In my previous post, I took a look at my Performance Management Chart. In this post, I’ll take a quick look at a few other metrics that I tracked over the course of my 8 month race season.
I’ve never been a big proponent of weighing myself every day. Before I started doing triathlons, I lifted weights 6 days a week and was carrying some extra fat. This combination had me tipping the scales at over 200 pounds. I think I was around 210 at my heaviest, back in 2007. Once I started adding some cardio workouts into my life, I dropped the excess fat. But it took a few years of hard training to lose the muscle mass and get down to my “healthy” weight, which is around 170-175. It’s hard to believe that I lost 40 pounds in 3 years – because it wasn’t drastic. It was a results of eating healthier and consistently working out.
I’ve been training for triathlons since August 2008. I usually get on a scale about once or twice a week just to keep things in check. My weight doesn’t fluctuate much once I get past my off-season and into a structured training plan. I typically gain 8-10 pounds during the winter months. This is a combination of fewer workouts, more weight lifting and a less-strict diet. Believe it or not, I actually indulge over the holidays and eat stuff I normally wouldn’t. This extra weight will slowly come off as I ramp things up in January and February. This cycle is pretty common for me each year. Having my weight yo-yo like this isn’t the healthiest way to live, but the only way to avoid the off-season weight gain would be to eat less or workout more. The down time is important to let me body rest and recover, and eating less would be mentally tough…so I just let it happen and know that I can get back to my ideal weight pretty quickly once I “flip the switch”!
The chart below tracks my weight over the course of the 2013 season.
As you can see, it took me about two month to get the off-season weight gain back off. I’m careful not to force this by starving myself or doing extra workouts. It’s as simple as getting back into my training routine and cutting out the sweets and carb-heavy meals. I spent most of the season around the 170 mark. I might be a few pounds above or below that mark based on several factors (hydration level, meals the day before, etc.). I always weighed myself first thing in the morning, but only a few times a week whenever I remembered to do it.
You’ll notice that my weight dropped down to 163 for Ironman. I would not recommend that someone lose 5-7 pounds leading up to their “A” race, but this usually happens to me without much effort. In the two weeks leading up to Ironman, I cut out ALL sugar and caffeine. I was tapering during this time, so I was also very careful about the amount of food I was consuming. I normally just eat until I’m full, but during these two weeks I kept a close eye on portion control. My workouts were very short and since I wasn’t burning many calories, I didn’t want do pack on any unnecessary weight. I was actually surprised when I got on the scale the morning of the race. I ate a pretty good amount of healthy carbs the day before and expected to be around 166-168. When I get below 170, you can really see the weight loss in my face. So despite looking like “skeletor”, I felt great on race morning and I was thankful that I was a few pounds lighter during the last half of that marathon!

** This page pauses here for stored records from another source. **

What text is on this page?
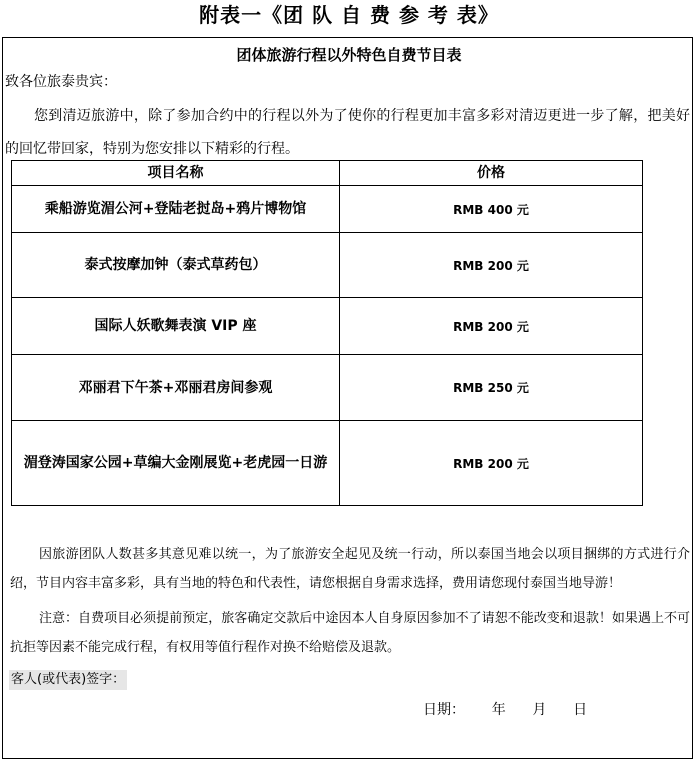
附表一《团 队 自 费 参 考 表》
团体旅游行程以外特色自费节目表
致各位旅泰贵宾：
您到清迈旅游中，除了参加合约中的行程以外为了使你的行程更加丰富多彩对清迈更进一步了解，把美好的回忆带回家，特别为您安排以下精彩的行程。
项目名称	价格
乘船游览湄公河+登陆老挝岛+鸦片博物馆	RMB 400 元
泰式按摩加钟（泰式草药包）	RMB 200 元
国际人妖歌舞表演 VIP 座	RMB 200 元
邓丽君下午茶+邓丽君房间参观	RMB 250 元
湄登涛国家公园+草编大金刚展览+老虎园一日游	RMB 200 元
因旅游团队人数甚多其意见难以统一，为了旅游安全起见及统一行动，所以泰国当地会以项目捆绑的方式进行介绍，节目内容丰富多彩，具有当地的特色和代表性，请您根据自身需求选择，费用请您现付泰国当地导游！
注意：自费项目必须提前预定，旅客确定交款后中途因本人自身原因参加不了请恕不能改变和退款！如果遇上不可抗拒等因素不能完成行程，有权用等值行程作对换不给赔偿及退款。
客人(或代表)签字：
日期：      年      月      日
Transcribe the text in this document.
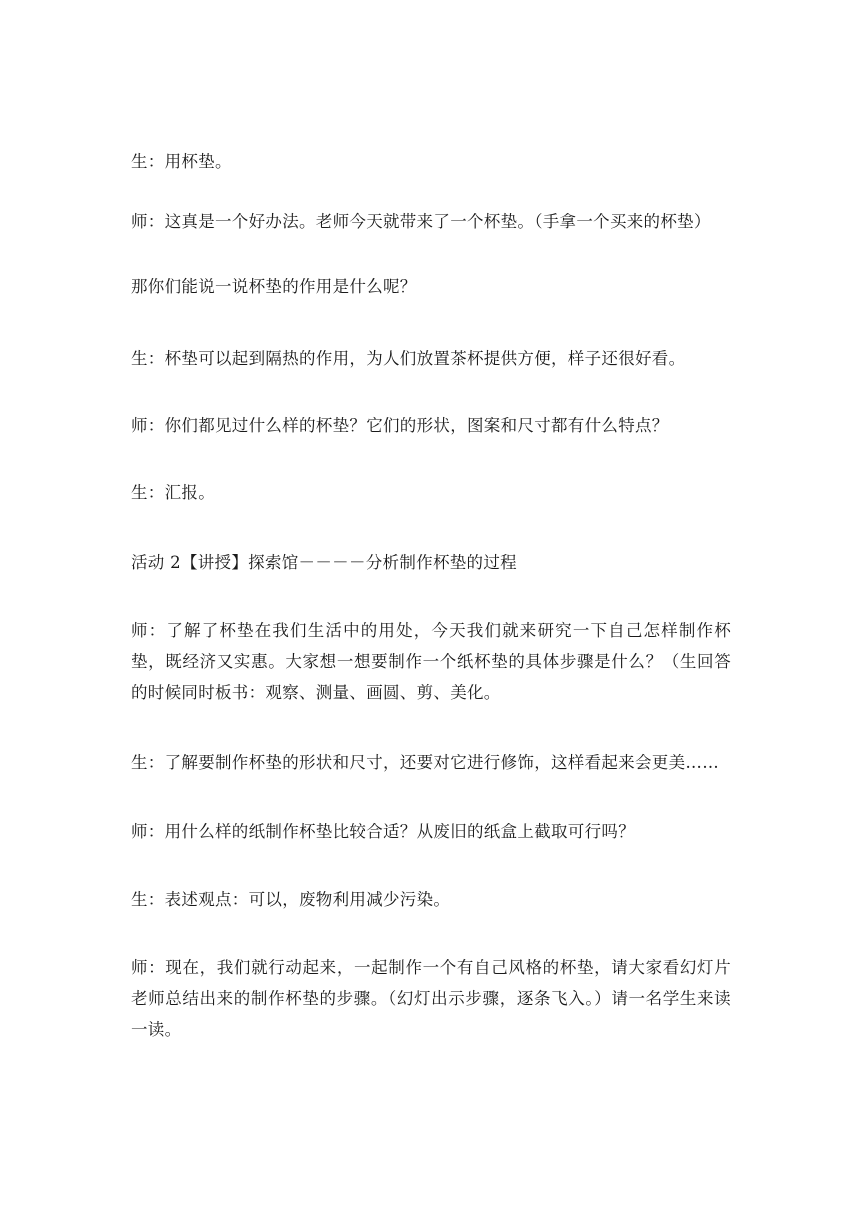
生：用杯垫。

师：这真是一个好办法。老师今天就带来了一个杯垫。（手拿一个买来的杯垫）

那你们能说一说杯垫的作用是什么呢？

生：杯垫可以起到隔热的作用，为人们放置茶杯提供方便，样子还很好看。

师：你们都见过什么样的杯垫？它们的形状，图案和尺寸都有什么特点？

生：汇报。

活动 2【讲授】探索馆－－－－分析制作杯垫的过程

师：了解了杯垫在我们生活中的用处，今天我们就来研究一下自己怎样制作杯垫，既经济又实惠。大家想一想要制作一个纸杯垫的具体步骤是什么？（生回答的时候同时板书：观察、测量、画圆、剪、美化。

生：了解要制作杯垫的形状和尺寸，还要对它进行修饰，这样看起来会更美……

师：用什么样的纸制作杯垫比较合适？从废旧的纸盒上截取可行吗？

生：表述观点：可以，废物利用减少污染。

师：现在，我们就行动起来，一起制作一个有自己风格的杯垫，请大家看幻灯片老师总结出来的制作杯垫的步骤。（幻灯出示步骤，逐条飞入。）请一名学生来读一读。
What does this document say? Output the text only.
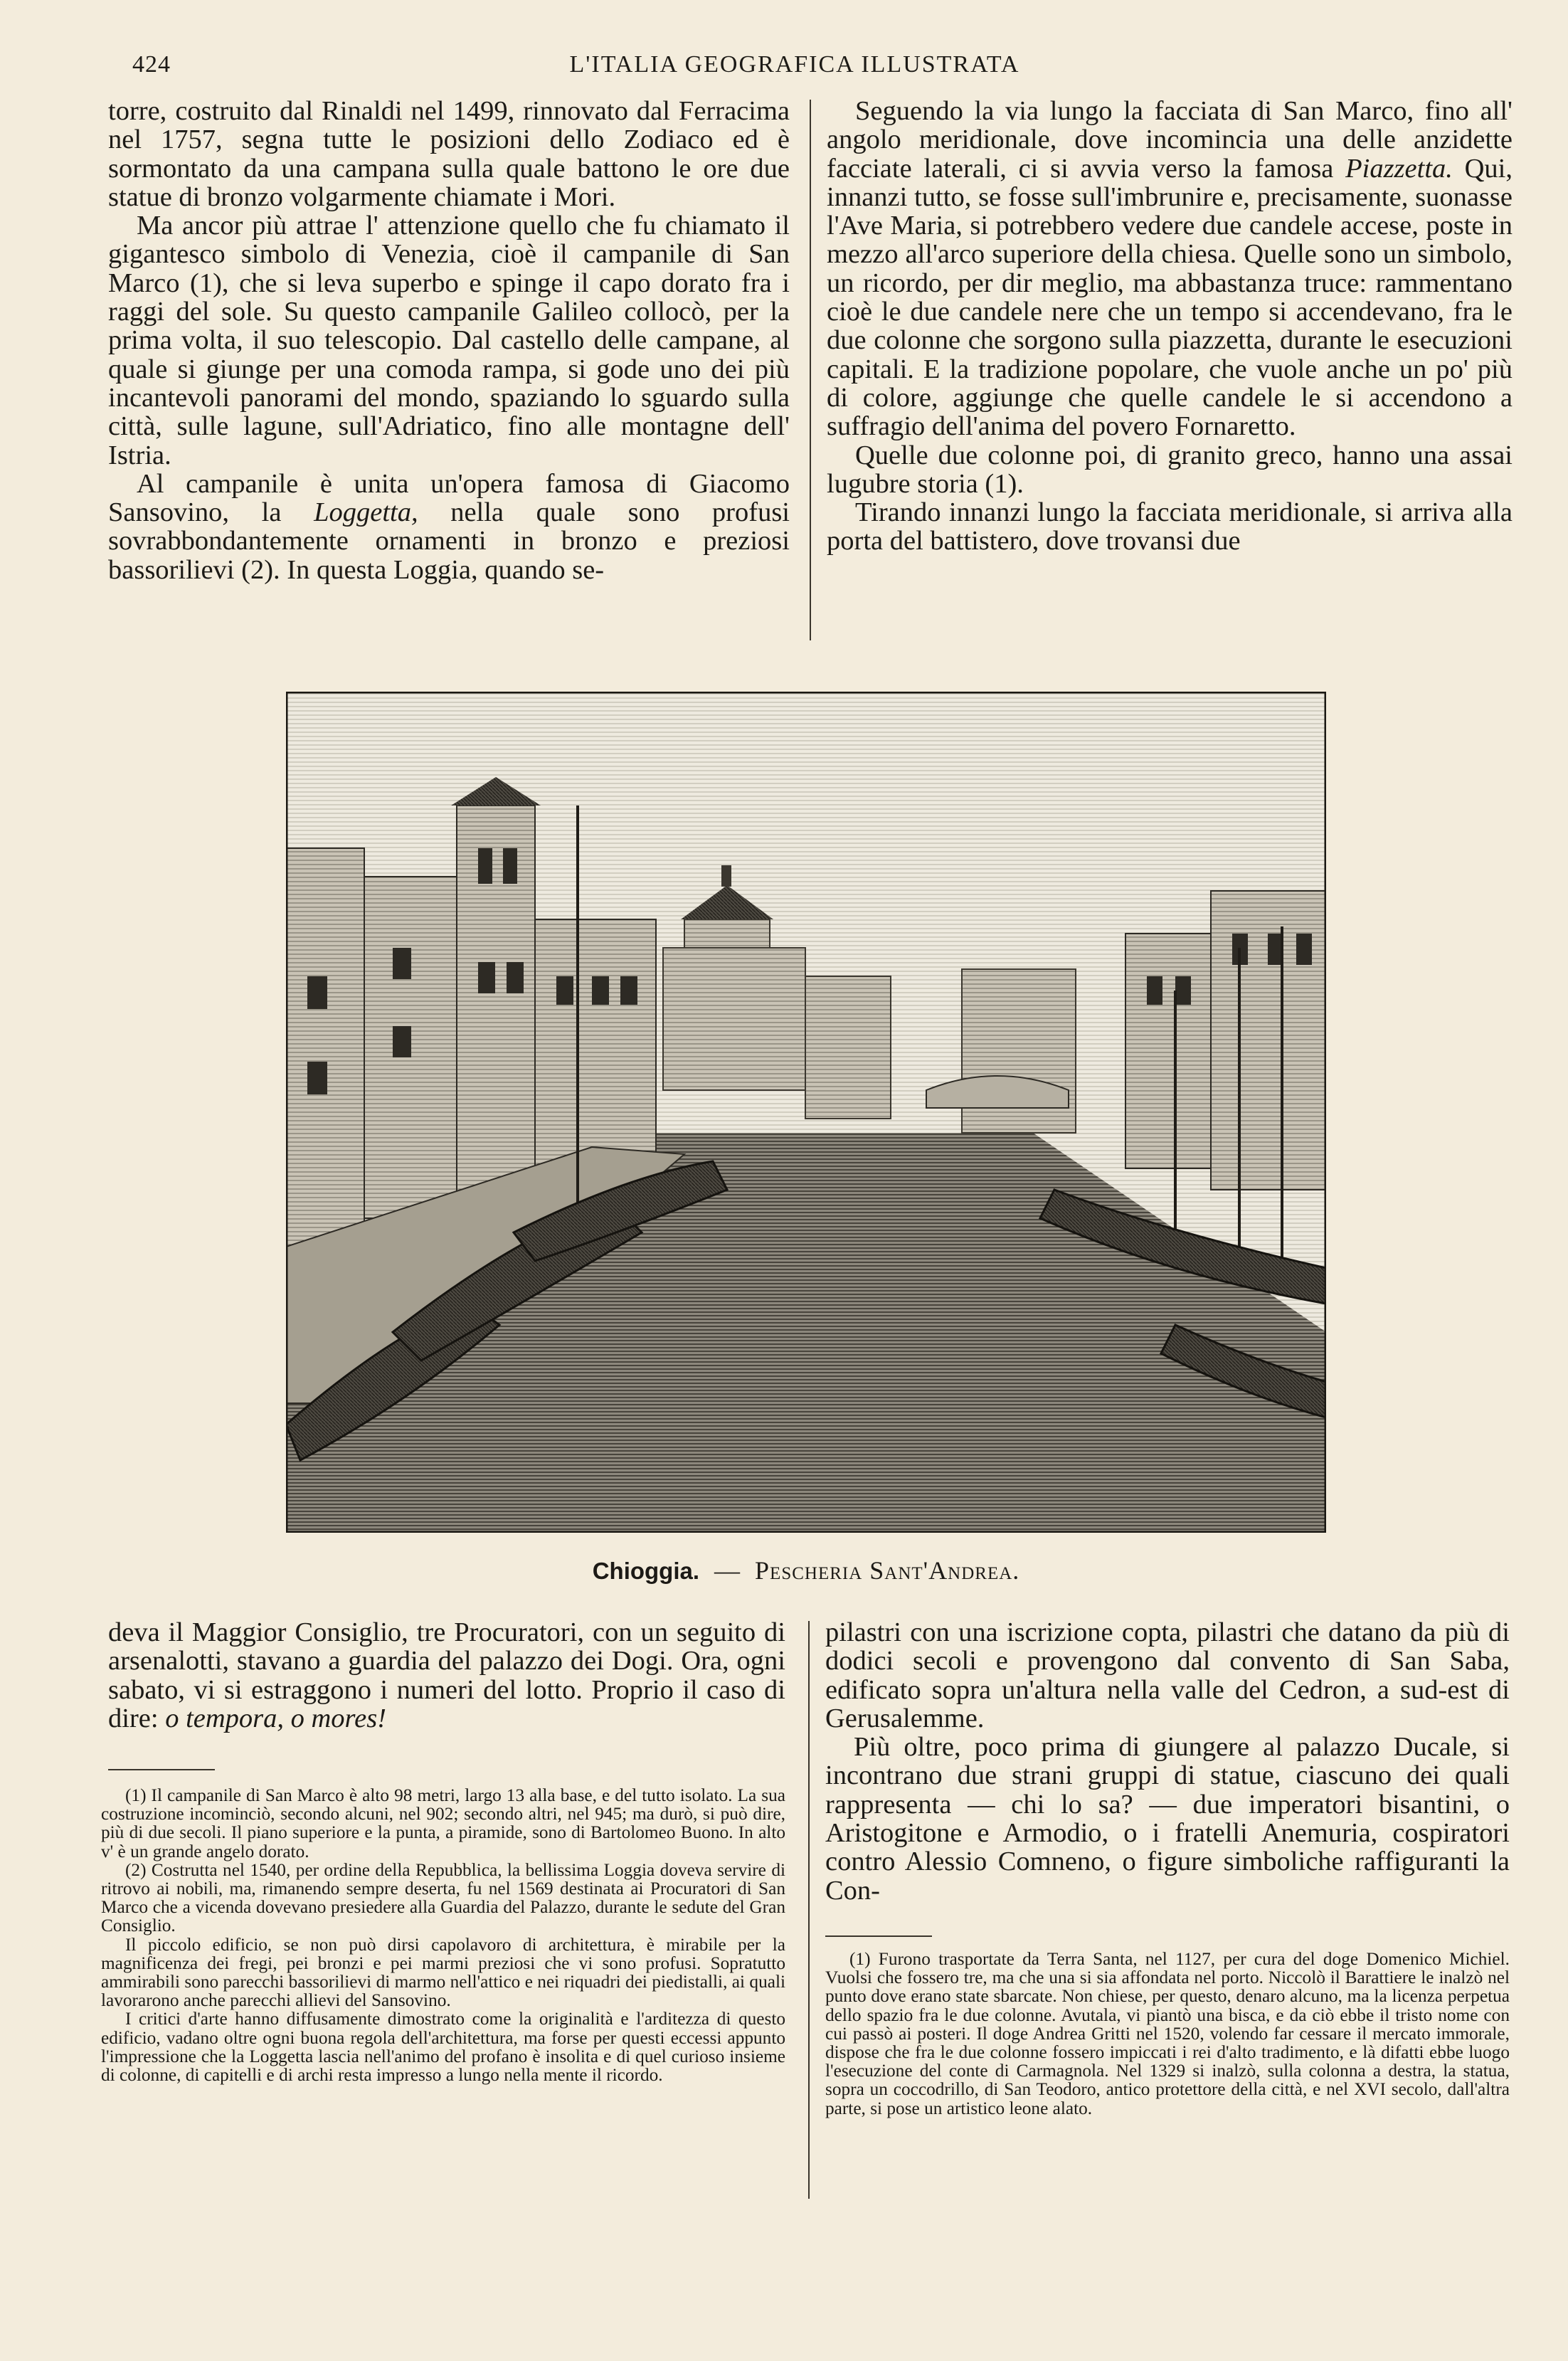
424	L'ITALIA GEOGRAFICA ILLUSTRATA

torre, costruito dal Rinaldi nel 1499, rinnovato dal Ferracima nel 1757, segna tutte le posizioni dello Zodiaco ed è sormontato da una campana sulla quale battono le ore due statue di bronzo volgarmente chiamate i Mori.

Ma ancor più attrae l' attenzione quello che fu chiamato il gigantesco simbolo di Venezia, cioè il campanile di San Marco (1), che si leva superbo e spinge il capo dorato fra i raggi del sole. Su questo campanile Galileo collocò, per la prima volta, il suo telescopio. Dal castello delle campane, al quale si giunge per una comoda rampa, si gode uno dei più incantevoli panorami del mondo, spaziando lo sguardo sulla città, sulle lagune, sull'Adriatico, fino alle montagne dell' Istria.

Al campanile è unita un'opera famosa di Giacomo Sansovino, la Loggetta, nella quale sono profusi sovrabbondantemente ornamenti in bronzo e preziosi bassorilievi (2). In questa Loggia, quando se-

Seguendo la via lungo la facciata di San Marco, fino all' angolo meridionale, dove incomincia una delle anzidette facciate laterali, ci si avvia verso la famosa Piazzetta. Qui, innanzi tutto, se fosse sull'imbrunire e, precisamente, suonasse l'Ave Maria, si potrebbero vedere due candele accese, poste in mezzo all'arco superiore della chiesa. Quelle sono un simbolo, un ricordo, per dir meglio, ma abbastanza truce: rammentano cioè le due candele nere che un tempo si accendevano, fra le due colonne che sorgono sulla piazzetta, durante le esecuzioni capitali. E la tradizione popolare, che vuole anche un po' più di colore, aggiunge che quelle candele le si accendono a suffragio dell'anima del povero Fornaretto.

Quelle due colonne poi, di granito greco, hanno una assai lugubre storia (1).

Tirando innanzi lungo la facciata meridionale, si arriva alla porta del battistero, dove trovansi due

Chioggia. — Pescheria Sant'Andrea.

deva il Maggior Consiglio, tre Procuratori, con un seguito di arsenalotti, stavano a guardia del palazzo dei Dogi. Ora, ogni sabato, vi si estraggono i numeri del lotto. Proprio il caso di dire: o tempora, o mores!

pilastri con una iscrizione copta, pilastri che datano da più di dodici secoli e provengono dal convento di San Saba, edificato sopra un'altura nella valle del Cedron, a sud-est di Gerusalemme.

Più oltre, poco prima di giungere al palazzo Ducale, si incontrano due strani gruppi di statue, ciascuno dei quali rappresenta — chi lo sa? — due imperatori bisantini, o Aristogitone e Armodio, o i fratelli Anemuria, cospiratori contro Alessio Comneno, o figure simboliche raffiguranti la Con-

(1) Il campanile di San Marco è alto 98 metri, largo 13 alla base, e del tutto isolato. La sua costruzione incominciò, secondo alcuni, nel 902; secondo altri, nel 945; ma durò, si può dire, più di due secoli. Il piano superiore e la punta, a piramide, sono di Bartolomeo Buono. In alto v' è un grande angelo dorato.

(2) Costrutta nel 1540, per ordine della Repubblica, la bellissima Loggia doveva servire di ritrovo ai nobili, ma, rimanendo sempre deserta, fu nel 1569 destinata ai Procuratori di San Marco che a vicenda dovevano presiedere alla Guardia del Palazzo, durante le sedute del Gran Consiglio.

Il piccolo edificio, se non può dirsi capolavoro di architettura, è mirabile per la magnificenza dei fregi, pei bronzi e pei marmi preziosi che vi sono profusi. Sopratutto ammirabili sono parecchi bassorilievi di marmo nell'attico e nei riquadri dei piedistalli, ai quali lavorarono anche parecchi allievi del Sansovino.

I critici d'arte hanno diffusamente dimostrato come la originalità e l'arditezza di questo edificio, vadano oltre ogni buona regola dell'architettura, ma forse per questi eccessi appunto l'impressione che la Loggetta lascia nell'animo del profano è insolita e di quel curioso insieme di colonne, di capitelli e di archi resta impresso a lungo nella mente il ricordo.

(1) Furono trasportate da Terra Santa, nel 1127, per cura del doge Domenico Michiel. Vuolsi che fossero tre, ma che una si sia affondata nel porto. Niccolò il Barattiere le inalzò nel punto dove erano state sbarcate. Non chiese, per questo, denaro alcuno, ma la licenza perpetua dello spazio fra le due colonne. Avutala, vi piantò una bisca, e da ciò ebbe il tristo nome con cui passò ai posteri. Il doge Andrea Gritti nel 1520, volendo far cessare il mercato immorale, dispose che fra le due colonne fossero impiccati i rei d'alto tradimento, e là difatti ebbe luogo l'esecuzione del conte di Carmagnola. Nel 1329 si inalzò, sulla colonna a destra, la statua, sopra un coccodrillo, di San Teodoro, antico protettore della città, e nel XVI secolo, dall'altra parte, si pose un artistico leone alato.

The other metric that I tracked was my resting heart rate. Unlike my weight, I tried to take my heart rate every single morning as soon as I woke up. While it did fluctuate some days, I was usually just making sure that it was in the 45-50 beats per minute range. If it jumped into the mid-50’s, I knew something was up. Measuring your pulse alone isn’t the best way to determine physical and emotional strain, but it’s not completely worthless. If I wanted to get a clear picture of the amount of stress my body was under, I would measure Heart Rate Variability. This requires a special strap and an App that isn’t free…so for now I’ll stick to just tracking my Heart Rate alone. For 90% of the season, I woke up feeling good and my resting HR reflected that. However, when I saw 64 bpm on the screen one morning, I was concerned. Sure enough, by lunch time that day, I was feeling sluggish, and by the next morning, I had some congestion. I was coming down with a cold. My resting HR was up 10-15 beats, which let me know that my body was under stress. Turns out, it was trying to fight off a viral infection. After a trip to the acupuncturist and few days of rest and hydration, I was feeling normal again. As you can see on the chart below, it only took a few days for my body to completely recover.
I’m sure I could get by just fine without tracking my weight and resting heart rate, but these are two things that combined take only about a minute to do each day. Having a solid baseline for each is definitely helpful in making sure that I am fit and healthy come race day!